3.9 Append Sheet (Google Sheets) & Slack Alert

The Append Sheet node logs structured output to a designated Google Sheet.

• Sheet name: Log (or any name you configure)

Typical entries can include:

• Product identifiers and URLs.
• Current and previous prices, where available.
• RAG agent summaries or anomaly flags.
• Timestamps and workflow run IDs for traceability.

The Slack Alert node is used for error reporting:

• Example channel: #alerts
• Payload includes error message and optionally workflow metadata so you can triage quickly.

This pattern ensures that failures in embedding, Supabase operations, or the RAG agent do not go unnoticed.

4. Configuration and credentials

4.1 Required credentials

Before running the template, provision the following credentials in n8n:

• OpenAI API key for embeddings.
• Supabase project URL and service key for vector storage and queries.
• Anthropic API key for the Chat Model node.
• Google Sheets OAuth2 credentials for the Append Sheet node.
• Slack token for sending alerts.

Store all secrets in n8n’s credential store.
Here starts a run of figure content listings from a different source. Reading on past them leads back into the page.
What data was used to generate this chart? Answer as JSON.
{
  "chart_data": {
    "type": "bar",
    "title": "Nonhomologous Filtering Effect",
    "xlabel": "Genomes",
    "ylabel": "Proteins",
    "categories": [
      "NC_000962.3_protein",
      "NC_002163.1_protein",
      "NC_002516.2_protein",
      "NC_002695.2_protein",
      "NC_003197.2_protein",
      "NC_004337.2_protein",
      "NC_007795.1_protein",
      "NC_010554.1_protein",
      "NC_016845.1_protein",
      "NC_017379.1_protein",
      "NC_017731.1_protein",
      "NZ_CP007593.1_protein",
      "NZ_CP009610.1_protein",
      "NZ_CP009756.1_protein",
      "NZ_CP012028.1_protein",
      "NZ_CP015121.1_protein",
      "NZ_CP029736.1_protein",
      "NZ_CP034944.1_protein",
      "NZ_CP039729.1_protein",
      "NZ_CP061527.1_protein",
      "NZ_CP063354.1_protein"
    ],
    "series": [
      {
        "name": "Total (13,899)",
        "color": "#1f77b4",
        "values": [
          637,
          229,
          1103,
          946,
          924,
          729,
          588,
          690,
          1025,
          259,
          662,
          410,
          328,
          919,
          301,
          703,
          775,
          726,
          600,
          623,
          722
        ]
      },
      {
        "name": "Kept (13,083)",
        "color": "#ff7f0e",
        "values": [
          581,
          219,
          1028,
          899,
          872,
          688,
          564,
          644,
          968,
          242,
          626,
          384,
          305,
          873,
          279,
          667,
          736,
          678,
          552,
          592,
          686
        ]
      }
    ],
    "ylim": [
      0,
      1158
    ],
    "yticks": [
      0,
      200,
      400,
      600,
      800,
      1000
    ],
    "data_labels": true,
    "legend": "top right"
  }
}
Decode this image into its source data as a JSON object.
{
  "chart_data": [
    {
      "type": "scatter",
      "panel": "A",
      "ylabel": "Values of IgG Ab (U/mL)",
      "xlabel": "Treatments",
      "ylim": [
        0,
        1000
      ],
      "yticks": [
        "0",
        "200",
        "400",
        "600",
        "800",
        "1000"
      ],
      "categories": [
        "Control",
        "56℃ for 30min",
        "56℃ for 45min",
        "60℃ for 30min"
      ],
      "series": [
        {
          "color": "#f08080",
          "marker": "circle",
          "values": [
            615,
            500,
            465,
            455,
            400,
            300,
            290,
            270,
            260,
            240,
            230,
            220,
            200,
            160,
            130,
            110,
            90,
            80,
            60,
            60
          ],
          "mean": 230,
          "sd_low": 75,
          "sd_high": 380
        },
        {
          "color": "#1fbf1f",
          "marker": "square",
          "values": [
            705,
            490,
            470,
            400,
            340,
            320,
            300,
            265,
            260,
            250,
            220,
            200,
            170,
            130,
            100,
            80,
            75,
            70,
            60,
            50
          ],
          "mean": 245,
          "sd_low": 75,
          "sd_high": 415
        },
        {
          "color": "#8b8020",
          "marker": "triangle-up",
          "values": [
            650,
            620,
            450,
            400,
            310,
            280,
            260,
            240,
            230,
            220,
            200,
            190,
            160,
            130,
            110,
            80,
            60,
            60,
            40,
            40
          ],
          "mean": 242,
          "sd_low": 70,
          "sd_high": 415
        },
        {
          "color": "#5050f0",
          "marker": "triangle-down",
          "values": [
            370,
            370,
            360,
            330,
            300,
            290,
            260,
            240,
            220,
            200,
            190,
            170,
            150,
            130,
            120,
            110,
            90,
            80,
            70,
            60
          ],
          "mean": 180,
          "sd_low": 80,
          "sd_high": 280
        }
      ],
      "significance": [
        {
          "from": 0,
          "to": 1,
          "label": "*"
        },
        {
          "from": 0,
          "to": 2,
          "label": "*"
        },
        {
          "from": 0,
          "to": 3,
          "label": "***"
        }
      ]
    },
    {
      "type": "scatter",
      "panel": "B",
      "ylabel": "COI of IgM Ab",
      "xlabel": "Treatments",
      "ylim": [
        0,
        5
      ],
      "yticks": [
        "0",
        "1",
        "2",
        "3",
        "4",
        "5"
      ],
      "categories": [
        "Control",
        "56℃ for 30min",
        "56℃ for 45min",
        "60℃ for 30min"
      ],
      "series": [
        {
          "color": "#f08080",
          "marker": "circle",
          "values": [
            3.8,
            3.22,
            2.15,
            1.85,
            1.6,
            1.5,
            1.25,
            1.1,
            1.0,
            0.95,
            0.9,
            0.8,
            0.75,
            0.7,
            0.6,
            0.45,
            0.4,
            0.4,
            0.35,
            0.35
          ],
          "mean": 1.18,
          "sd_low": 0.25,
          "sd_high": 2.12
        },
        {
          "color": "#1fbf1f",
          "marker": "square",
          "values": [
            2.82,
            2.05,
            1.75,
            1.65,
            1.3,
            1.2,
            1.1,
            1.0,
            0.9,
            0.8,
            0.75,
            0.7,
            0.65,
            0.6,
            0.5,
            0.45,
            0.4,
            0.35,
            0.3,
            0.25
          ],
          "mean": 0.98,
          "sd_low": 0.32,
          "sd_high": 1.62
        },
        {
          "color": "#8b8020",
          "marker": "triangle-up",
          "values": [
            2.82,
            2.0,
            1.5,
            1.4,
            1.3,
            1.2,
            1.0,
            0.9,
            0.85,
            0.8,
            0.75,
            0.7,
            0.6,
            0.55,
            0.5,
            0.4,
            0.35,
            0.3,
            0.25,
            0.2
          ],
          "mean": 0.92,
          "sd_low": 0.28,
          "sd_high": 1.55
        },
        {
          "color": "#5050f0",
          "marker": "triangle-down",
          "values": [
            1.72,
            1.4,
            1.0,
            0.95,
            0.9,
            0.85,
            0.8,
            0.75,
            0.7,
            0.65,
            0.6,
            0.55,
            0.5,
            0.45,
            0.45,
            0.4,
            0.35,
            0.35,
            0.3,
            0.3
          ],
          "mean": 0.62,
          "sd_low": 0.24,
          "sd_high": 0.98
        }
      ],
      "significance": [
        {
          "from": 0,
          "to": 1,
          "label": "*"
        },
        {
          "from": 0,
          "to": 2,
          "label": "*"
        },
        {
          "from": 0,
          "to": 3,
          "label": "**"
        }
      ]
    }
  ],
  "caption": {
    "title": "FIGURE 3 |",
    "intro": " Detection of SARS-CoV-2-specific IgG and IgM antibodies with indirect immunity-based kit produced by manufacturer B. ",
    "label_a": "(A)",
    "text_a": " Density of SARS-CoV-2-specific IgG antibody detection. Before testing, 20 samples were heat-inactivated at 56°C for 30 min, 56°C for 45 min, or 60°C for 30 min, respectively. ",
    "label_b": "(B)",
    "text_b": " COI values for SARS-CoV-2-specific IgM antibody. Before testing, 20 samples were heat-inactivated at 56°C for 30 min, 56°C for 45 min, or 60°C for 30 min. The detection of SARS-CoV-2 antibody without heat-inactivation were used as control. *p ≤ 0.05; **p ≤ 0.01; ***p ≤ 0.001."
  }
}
Do not expose Supabase service keys to any client-side code.

4.2 Supabase vector table setup

Define a table in Supabase with at least:

• id (uuid)
• content (text)
• embedding (vector)
• metadata (jsonb)
• created_at (timestamp)

Ensure the vector index (competitor_price_scraper) is created on the embedding column and configured to match the embedding dimension of text-embedding-3-small.

5. Step-by-step setup in n8n

1. Import the workflow template
   Create or reuse an n8n instance and import the provided workflow JSON template for the automated competitor price scraper.
2. Configure credentials
   Add and test:
   • OpenAI API key.
   • Supabase URL and service key.
   • Anthropic API key.
   • Google Sheets OAuth2 connection.
   • Slack token and default channel.
3. Prepare Supabase vector table
   Create the table with the minimal schema described above and configure the vector index competitor_price_scraper.